Politique

Maroc : le Nigeria va-t-il revoir sa position sur le Sahara ?

Réservé aux abonnés | | Par - à Casablanca
Mis à jour le 05 février 2021 à 14h23
Mohammed VI et Muhammadu Buhari, à Abuja, le 2 décembre 2016.

Mohammed VI et Muhammadu Buhari, à Abuja, le 2 décembre 2016. © MAP

Le 31 janvier, Mohammed VI s’est entretenu avec le président nigérian, Muhammadu Buhari. À la veille du sommet de l’Union africaine, peut-on s’attendre à une inflexion d’Abuja sur le dossier du Sahara ? Éléments de réponse.

Le 31 janvier 2021, Mohammed VI et Muhammadu Buhari, le président du Nigeria, se sont parlé au téléphone. Dans un tweet publié le jour même, la directrice de la diplomatie publique au sein du ministère marocain des Affaires étrangères, souligne que les deux chefs d’État « ont salué la dynamique positive » des relations bilatérales et ont exprimé leur détermination à concrétiser deux projets le plus rapidement possible : la construction d’un gazoduc entre le Nigeria et le Maroc, et la création d’une usine d’engrais au Nigeria.

Décision américaine

À quelques jours du sommet ordinaire de l’Union africaine (UA), prévu les 6 et 7 février à Addis-Abeba, et même si la diplomatie marocaine affirme « n’avoir aucun élément d’information sur le sujet », Mohammed VI et Buhari ont très certainement évoqué la question du Sahara. C’est en tout cas l’opinion de Khalid Chegraoui, chercheur associé au Policy Center For the New South, à Rabat.

Alger s’inquiète du contexte, d’autant que la RD Congo, pays ami du Maroc, prend la présidence de l’UA

De fait, dans la foulée de la décision américaine de reconnaître la souveraineté du Maroc sur le Sahara et du prochain sommet de l’UA, les événements se précipitent.

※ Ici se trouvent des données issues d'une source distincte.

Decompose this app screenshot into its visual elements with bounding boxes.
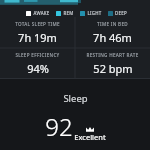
staticText: Sleep: [63, 92, 88, 105]
staticText: 52 bpm: [93, 61, 133, 76]
staticText: 7h 19m: [18, 30, 57, 45]
button[interactable]: Sleep stages chart: [0, 0, 150, 8]
button[interactable]: REM: [56, 10, 74, 16]
staticText: RESTING HEART RATE: [86, 52, 139, 58]
button[interactable]: DEEP: [108, 10, 127, 16]
staticText: 7h 46m: [93, 30, 132, 45]
staticText: 94%: [27, 61, 49, 76]
staticText: LIGHT: [87, 10, 102, 16]
button[interactable]: RESTING HEART RATE: [75, 48, 150, 79]
staticText: REM: [63, 10, 74, 16]
button[interactable]: TOTAL SLEEP TIME: [0, 17, 75, 48]
button[interactable]: LIGHT: [80, 10, 102, 16]
button[interactable]: TIME IN BED: [75, 17, 150, 48]
staticText: 92: [45, 110, 73, 143]
staticText: TOTAL SLEEP TIME: [15, 21, 60, 27]
button[interactable]: Sleep: [0, 79, 150, 150]
button[interactable]: SLEEP EFFICIENCY: [0, 48, 75, 79]
staticText: Excellent: [74, 132, 106, 142]
button[interactable]: AWAKE: [26, 10, 50, 16]
staticText: TIME IN BED: [97, 21, 128, 27]
staticText: AWAKE: [33, 10, 50, 16]
staticText: DEEP: [115, 10, 127, 16]
staticText: SLEEP EFFICIENCY: [15, 52, 60, 58]
other: Excellent crown: [86, 127, 94, 132]
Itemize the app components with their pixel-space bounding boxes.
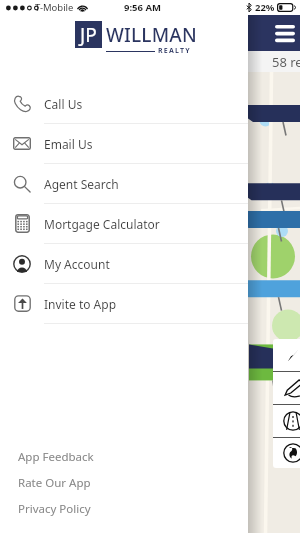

Ce sera d’ailleurs la RD Congo, pays ami du Maroc, qui prendra la présidence de l’UA. Ce contexte inquiète l’Algérie et le Polisario, qui redoutent que ne soit formulée une proposition de suspension de la République arabe sahraouie démocratique (RASD) des organes de l’UA.

Positions plus nuancées

La preuve, le lendemain de l’entretien téléphonique entre le souverain marocain et le président nigérian, le chef du Polisario a dépêché Mohamed Ould Salek, son « ministre des Affaires étrangères », au Nigeria, puis en Angola. Le moins que l’on puisse dire, c’est que cet émissaire en est reparti bredouille.

L’Angola et le Kenya estiment dorénavant que la question du Sahara relève des Nations unies et non de l’UA

À la fin de novembre 2020 déjà, Sabri Boukadoum, le ministre algérien des Affaires étrangères, avait reçu une quasi fin de non-recevoir au Nigeria. Alors qu’il s’attendait à un soutien du président Buhari contre l’intervention marocaine à Guerguerate, le président nigérian lui aurait fait comprendre qu’il souhaitait désormais adopter une position de « neutralité » dans le dossier du Sahara, et aurait également réaffirmé sa volonté de mener le projet de gazoduc Maroc-Nigeria à son terme.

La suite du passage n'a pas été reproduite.